Vainement, le groupement révolutionnaire qui s'acharne à cette besogne essaie-t-il de donner le change en invoquant un prétexte d'humanité, au nom duquel il prétend émanciper des colonies opprimées et des indigènes asservis. Stratagème trop grossier, dont il sait lui même que l'on ne peut plus être dupe. Car l'honneur de la colonisation française est précisément d'avoir totalement transfiguré l'esprit de l'entreprise coloniale, en la pénétrant du sens profond du droit humain.

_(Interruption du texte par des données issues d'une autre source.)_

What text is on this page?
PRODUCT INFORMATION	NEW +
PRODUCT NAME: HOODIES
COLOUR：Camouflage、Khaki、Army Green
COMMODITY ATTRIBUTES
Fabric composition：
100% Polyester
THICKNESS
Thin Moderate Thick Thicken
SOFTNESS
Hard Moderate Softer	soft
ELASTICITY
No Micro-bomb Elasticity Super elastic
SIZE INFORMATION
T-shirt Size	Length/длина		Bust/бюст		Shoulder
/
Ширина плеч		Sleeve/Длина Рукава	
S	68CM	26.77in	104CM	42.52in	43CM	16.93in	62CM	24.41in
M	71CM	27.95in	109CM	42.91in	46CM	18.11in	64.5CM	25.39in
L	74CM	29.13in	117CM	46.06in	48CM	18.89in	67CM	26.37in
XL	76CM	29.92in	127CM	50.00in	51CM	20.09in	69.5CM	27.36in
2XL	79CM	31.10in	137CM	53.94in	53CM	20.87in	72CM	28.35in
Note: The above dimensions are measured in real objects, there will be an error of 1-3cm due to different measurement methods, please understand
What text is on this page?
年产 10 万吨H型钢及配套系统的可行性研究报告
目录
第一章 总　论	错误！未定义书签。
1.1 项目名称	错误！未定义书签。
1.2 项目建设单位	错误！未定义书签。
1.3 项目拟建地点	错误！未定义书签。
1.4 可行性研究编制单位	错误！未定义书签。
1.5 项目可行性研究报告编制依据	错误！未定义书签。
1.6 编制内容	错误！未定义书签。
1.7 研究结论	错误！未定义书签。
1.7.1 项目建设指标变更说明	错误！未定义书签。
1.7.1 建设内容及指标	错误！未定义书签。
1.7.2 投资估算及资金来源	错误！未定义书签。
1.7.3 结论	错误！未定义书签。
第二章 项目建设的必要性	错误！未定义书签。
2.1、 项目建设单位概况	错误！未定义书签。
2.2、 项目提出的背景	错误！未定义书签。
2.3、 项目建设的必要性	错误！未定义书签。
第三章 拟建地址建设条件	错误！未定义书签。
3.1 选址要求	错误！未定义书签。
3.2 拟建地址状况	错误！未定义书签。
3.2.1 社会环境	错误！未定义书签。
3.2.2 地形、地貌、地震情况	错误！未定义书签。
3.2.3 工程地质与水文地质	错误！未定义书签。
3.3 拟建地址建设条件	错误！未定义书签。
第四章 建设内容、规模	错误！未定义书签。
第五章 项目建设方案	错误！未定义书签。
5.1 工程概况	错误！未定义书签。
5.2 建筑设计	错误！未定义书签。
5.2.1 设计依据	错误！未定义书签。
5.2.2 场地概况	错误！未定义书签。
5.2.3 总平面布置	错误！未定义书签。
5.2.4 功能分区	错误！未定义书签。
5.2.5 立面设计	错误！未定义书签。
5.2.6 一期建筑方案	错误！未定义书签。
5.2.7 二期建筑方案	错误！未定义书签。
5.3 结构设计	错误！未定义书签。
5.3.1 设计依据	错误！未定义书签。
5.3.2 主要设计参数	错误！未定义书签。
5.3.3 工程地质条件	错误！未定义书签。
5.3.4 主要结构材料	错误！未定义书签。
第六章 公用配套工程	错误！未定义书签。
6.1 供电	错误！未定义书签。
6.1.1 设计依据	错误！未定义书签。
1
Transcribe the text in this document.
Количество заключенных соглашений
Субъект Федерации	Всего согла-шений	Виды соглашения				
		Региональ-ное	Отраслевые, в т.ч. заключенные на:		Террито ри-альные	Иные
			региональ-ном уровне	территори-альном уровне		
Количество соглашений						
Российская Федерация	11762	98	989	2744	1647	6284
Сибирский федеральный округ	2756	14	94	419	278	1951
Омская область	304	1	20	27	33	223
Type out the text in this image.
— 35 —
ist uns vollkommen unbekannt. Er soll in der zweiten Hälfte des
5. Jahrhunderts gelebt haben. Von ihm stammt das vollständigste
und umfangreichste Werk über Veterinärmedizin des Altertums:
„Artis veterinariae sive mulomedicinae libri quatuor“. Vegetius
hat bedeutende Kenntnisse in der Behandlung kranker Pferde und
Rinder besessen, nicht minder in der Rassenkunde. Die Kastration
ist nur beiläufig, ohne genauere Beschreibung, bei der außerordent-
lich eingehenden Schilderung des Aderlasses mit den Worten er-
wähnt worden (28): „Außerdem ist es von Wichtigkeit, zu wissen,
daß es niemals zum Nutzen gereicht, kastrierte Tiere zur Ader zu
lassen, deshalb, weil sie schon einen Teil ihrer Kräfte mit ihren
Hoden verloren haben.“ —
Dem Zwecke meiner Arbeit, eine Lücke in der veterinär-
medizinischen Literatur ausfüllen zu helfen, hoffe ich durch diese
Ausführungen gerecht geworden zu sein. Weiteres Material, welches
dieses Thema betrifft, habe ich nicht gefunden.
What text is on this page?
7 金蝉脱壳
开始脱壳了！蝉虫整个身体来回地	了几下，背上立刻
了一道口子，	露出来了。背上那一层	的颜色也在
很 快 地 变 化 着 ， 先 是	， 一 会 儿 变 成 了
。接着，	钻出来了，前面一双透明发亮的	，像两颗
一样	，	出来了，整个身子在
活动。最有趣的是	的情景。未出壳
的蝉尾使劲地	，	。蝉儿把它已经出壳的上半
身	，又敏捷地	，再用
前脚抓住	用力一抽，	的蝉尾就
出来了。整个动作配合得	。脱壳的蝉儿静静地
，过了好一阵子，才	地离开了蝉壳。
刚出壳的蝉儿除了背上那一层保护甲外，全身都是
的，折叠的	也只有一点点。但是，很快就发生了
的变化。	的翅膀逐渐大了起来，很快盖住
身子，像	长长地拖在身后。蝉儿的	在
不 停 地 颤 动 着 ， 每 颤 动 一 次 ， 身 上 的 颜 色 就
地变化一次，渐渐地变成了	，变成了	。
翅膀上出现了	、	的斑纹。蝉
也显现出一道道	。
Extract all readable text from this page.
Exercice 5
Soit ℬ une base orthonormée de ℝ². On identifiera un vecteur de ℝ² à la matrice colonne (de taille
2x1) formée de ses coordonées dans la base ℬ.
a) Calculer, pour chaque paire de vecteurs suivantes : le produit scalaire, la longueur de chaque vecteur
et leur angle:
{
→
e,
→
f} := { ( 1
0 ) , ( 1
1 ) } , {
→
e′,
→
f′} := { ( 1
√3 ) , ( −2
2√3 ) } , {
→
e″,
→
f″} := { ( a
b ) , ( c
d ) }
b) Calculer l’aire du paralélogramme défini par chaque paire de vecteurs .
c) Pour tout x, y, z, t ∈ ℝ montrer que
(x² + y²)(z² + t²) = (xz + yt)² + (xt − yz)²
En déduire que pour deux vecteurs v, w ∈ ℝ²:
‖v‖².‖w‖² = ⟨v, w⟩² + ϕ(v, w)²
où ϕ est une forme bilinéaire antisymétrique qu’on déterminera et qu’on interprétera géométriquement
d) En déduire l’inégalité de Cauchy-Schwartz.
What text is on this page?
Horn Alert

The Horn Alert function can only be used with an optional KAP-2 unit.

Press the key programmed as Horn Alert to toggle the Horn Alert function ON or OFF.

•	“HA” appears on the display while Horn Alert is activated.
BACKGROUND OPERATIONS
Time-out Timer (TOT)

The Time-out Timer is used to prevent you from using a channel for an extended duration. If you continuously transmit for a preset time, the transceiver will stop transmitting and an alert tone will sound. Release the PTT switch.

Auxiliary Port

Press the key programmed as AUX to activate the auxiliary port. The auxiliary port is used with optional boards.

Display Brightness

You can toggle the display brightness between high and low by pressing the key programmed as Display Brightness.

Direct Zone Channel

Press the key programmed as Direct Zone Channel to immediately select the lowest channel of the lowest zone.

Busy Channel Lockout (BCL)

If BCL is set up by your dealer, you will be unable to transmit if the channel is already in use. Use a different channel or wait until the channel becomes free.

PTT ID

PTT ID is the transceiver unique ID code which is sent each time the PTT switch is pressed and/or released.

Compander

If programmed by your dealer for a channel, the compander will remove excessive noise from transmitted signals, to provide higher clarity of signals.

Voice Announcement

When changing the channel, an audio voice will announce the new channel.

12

LA COLONISATION N'EST PLUS POUR LA FRANCE UNE OPERATION A CARACTERE MERCANTILE, ELLE EST ESSENTIELLEMENT UNE CREATION D'HUMANITE; si le colonisateur a le droit évident d'en recueillir de légitimes avantages, il considère -c'est la doctrine française- qu'elle n'est pas simplement un enrichissement universel, profitant à l'ensemble du patrimoine mondial, (,,,) à la fois la richesse morale et la richesse matérielle; cet enrichissement d'humanité doit être fait et poursuivi dans l'acceptation et avec la collaboration des races que le colonisateur gouverne et qu'il a pour premier devoir d'accroître en valeur et en dignité humaine.(...)


Albert Sarraut, Discours à Constantine, 23 avril 1927, le Petit Parisien.

La consigne :  à l'aide du document, éclairé et contextualisé par vos connaissances de cours, expliquez pourquoi Albert Sarraut veut une évolution de l'administration coloniale et montrez que son programme de réforme représente en fait une application stricte des principes qui ont justifié la colonisation.


Contester la domination coloniale


Doc : Extrait de la lettre du capitaine Khaled (Algérie) au président Wilson (Etats Unis) en 1919
(source : Guy Pervillé, L'Europe et l'Afrique, Ophrys, 1994, p. 25-27)

En vaincus résignés, nous avons supporté tous ces malheurs, en attendant et en espérant des jours meilleurs.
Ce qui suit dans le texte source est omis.